During hot summer days street trees provide excellent shade and make the urban landscape look so much better, but there are other values that are less obvious.
Arborists and urban foresters in the U.S are developing a program with data from the U.S. Forest Service so people can now stroll down Greenfield Main Street and discover the environmental benefits and species of some of the trees there.
“We chose 25 trees of various sizes and types and, using i-Tree, we calculated how much carbon dioxide they sequester annually; how much stormwater they intercept, which increases rainwater infiltration, storage and filtration; and how much cooling and heating energy is avoided because of reduced summer temperatures and winter wind block,” said Todd Beals, a ISA certified arborist and part of Greenfield’s Tree Committee.
They’ve put a sign up on every tree which what type of tree it is, along with the actual value of the tree in addition to the cost of replacing the tree. The labelled trees begin at the Town Common and run west on both sides of Main Street, ending around Wells Street. They were chosen because of their varied sizes and types.

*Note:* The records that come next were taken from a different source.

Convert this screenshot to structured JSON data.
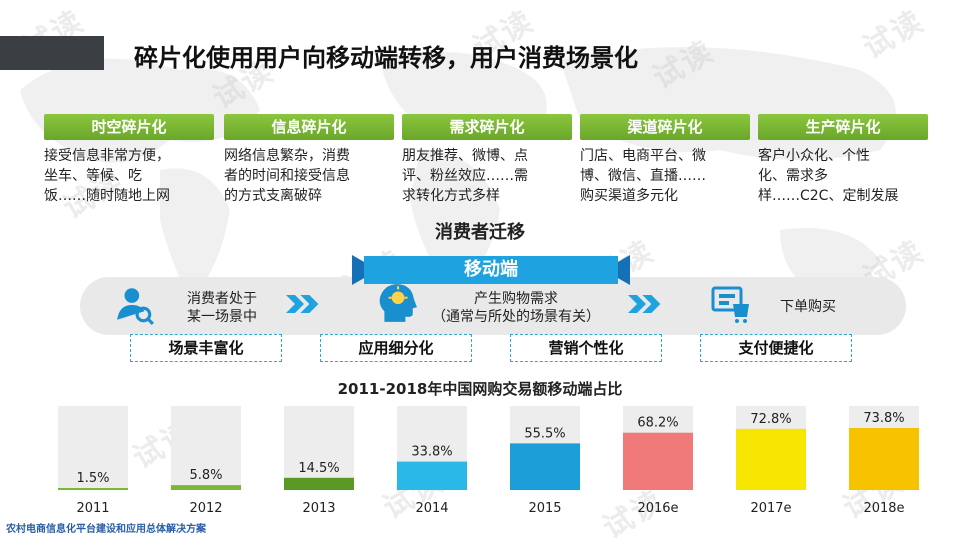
{
  "title": "碎片化使用用户向移动端转移，用户消费场景化",
  "watermark": "试读",
  "categories": [
    {
      "head": "时空碎片化",
      "lines": [
        "接受信息非常方便，",
        "坐车、等候、吃",
        "饭……随时随地上网"
      ]
    },
    {
      "head": "信息碎片化",
      "lines": [
        "网络信息繁杂，消费",
        "者的时间和接受信息",
        "的方式支离破碎"
      ]
    },
    {
      "head": "需求碎片化",
      "lines": [
        "朋友推荐、微博、点",
        "评、粉丝效应……需",
        "求转化方式多样"
      ]
    },
    {
      "head": "渠道碎片化",
      "lines": [
        "门店、电商平台、微",
        "博、微信、直播……",
        "购买渠道多元化"
      ]
    },
    {
      "head": "生产碎片化",
      "lines": [
        "客户小众化、个性",
        "化、需求多",
        "样……C2C、定制发展"
      ]
    }
  ],
  "migration_title": "消费者迁移",
  "mobile_label": "移动端",
  "steps": [
    {
      "line1": "消费者处于",
      "line2": "某一场景中",
      "icon": "user-search-icon"
    },
    {
      "line1": "产生购物需求",
      "line2": "（通常与所处的场景有关）",
      "icon": "idea-head-icon"
    },
    {
      "line1": "下单购买",
      "line2": "",
      "icon": "shopping-cart-icon"
    }
  ],
  "tags": [
    "场景丰富化",
    "应用细分化",
    "营销个性化",
    "支付便捷化"
  ],
  "chart_data": {
    "type": "bar",
    "title": "2011-2018年中国网购交易额移动端占比",
    "categories": [
      "2011",
      "2012",
      "2013",
      "2014",
      "2015",
      "2016e",
      "2017e",
      "2018e"
    ],
    "values": [
      1.5,
      5.8,
      14.5,
      33.8,
      55.5,
      68.2,
      72.8,
      73.8
    ],
    "value_labels": [
      "1.5%",
      "5.8%",
      "14.5%",
      "33.8%",
      "55.5%",
      "68.2%",
      "72.8%",
      "73.8%"
    ],
    "ylim": [
      0,
      100
    ],
    "colors": [
      "#7ab733",
      "#7ab733",
      "#5a9a24",
      "#29b8e8",
      "#1c9fd8",
      "#f07a7a",
      "#f7e600",
      "#f7c200"
    ],
    "track_color": "#ededed"
  },
  "footer": "农村电商信息化平台建设和应用总体解决方案"
}
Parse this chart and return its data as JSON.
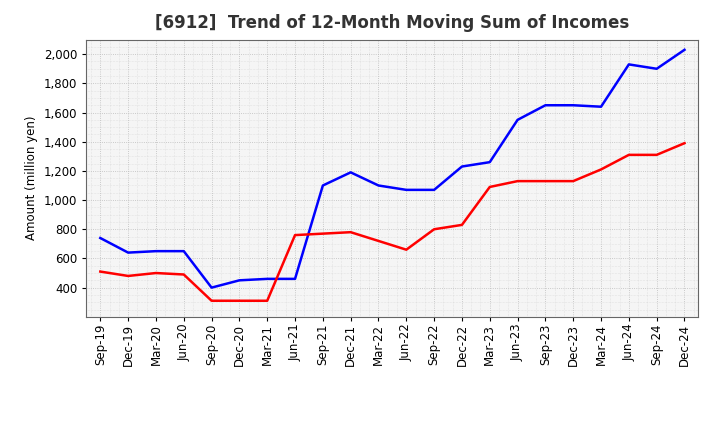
{
  "title": "[6912]  Trend of 12-Month Moving Sum of Incomes",
  "ylabel": "Amount (million yen)",
  "x_labels": [
    "Sep-19",
    "Dec-19",
    "Mar-20",
    "Jun-20",
    "Sep-20",
    "Dec-20",
    "Mar-21",
    "Jun-21",
    "Sep-21",
    "Dec-21",
    "Mar-22",
    "Jun-22",
    "Sep-22",
    "Dec-22",
    "Mar-23",
    "Jun-23",
    "Sep-23",
    "Dec-23",
    "Mar-24",
    "Jun-24",
    "Sep-24",
    "Dec-24"
  ],
  "ordinary_income": [
    740,
    640,
    650,
    650,
    400,
    450,
    460,
    460,
    1100,
    1190,
    1100,
    1070,
    1070,
    1230,
    1260,
    1550,
    1650,
    1650,
    1640,
    1930,
    1900,
    2030
  ],
  "net_income": [
    510,
    480,
    500,
    490,
    310,
    310,
    310,
    760,
    770,
    780,
    720,
    660,
    800,
    830,
    1090,
    1130,
    1130,
    1130,
    1210,
    1310,
    1310,
    1390
  ],
  "ordinary_color": "#0000FF",
  "net_color": "#FF0000",
  "ylim_min": 200,
  "ylim_max": 2100,
  "yticks": [
    400,
    600,
    800,
    1000,
    1200,
    1400,
    1600,
    1800,
    2000
  ],
  "background_color": "#FFFFFF",
  "plot_bg_color": "#F5F5F5",
  "grid_color": "#BBBBBB",
  "title_color": "#333333",
  "title_fontsize": 12,
  "axis_fontsize": 8.5,
  "legend_fontsize": 9.5,
  "line_width": 1.8
}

A pin oak in front of Veterans Mall, on one of the largest trees, intercepts close to 2,500 gallons of water each year as rain gets caught in it’s leaves and branches.
It has also sequestered 782 pounds of carbon to date and reduces additional carbon dioxide emissions by avoiding the use of 121-kilowatt hours of electricity for air conditioning each year.
On the other end of the spectrum, the Japanese lilac tree that was planted three years ago on Arbor Day is just getting started. It intercepted 74 gallons of rainwater last year, but with care from the town’s Department of Public Works and residents, its benefits will increase each year.
“In addition to the benefits quantified by i-Tree, there are many intangible benefits,” said Mary Praus, Franklin Regional Council of Governments land use planner and Tree Committee member, in the release. “Researchers have found that crime rates are lower in neighbourhoods that have street trees, as are asthma rates. Other research shows that people who are ill heal faster when they can see trees out the window next to their beds.”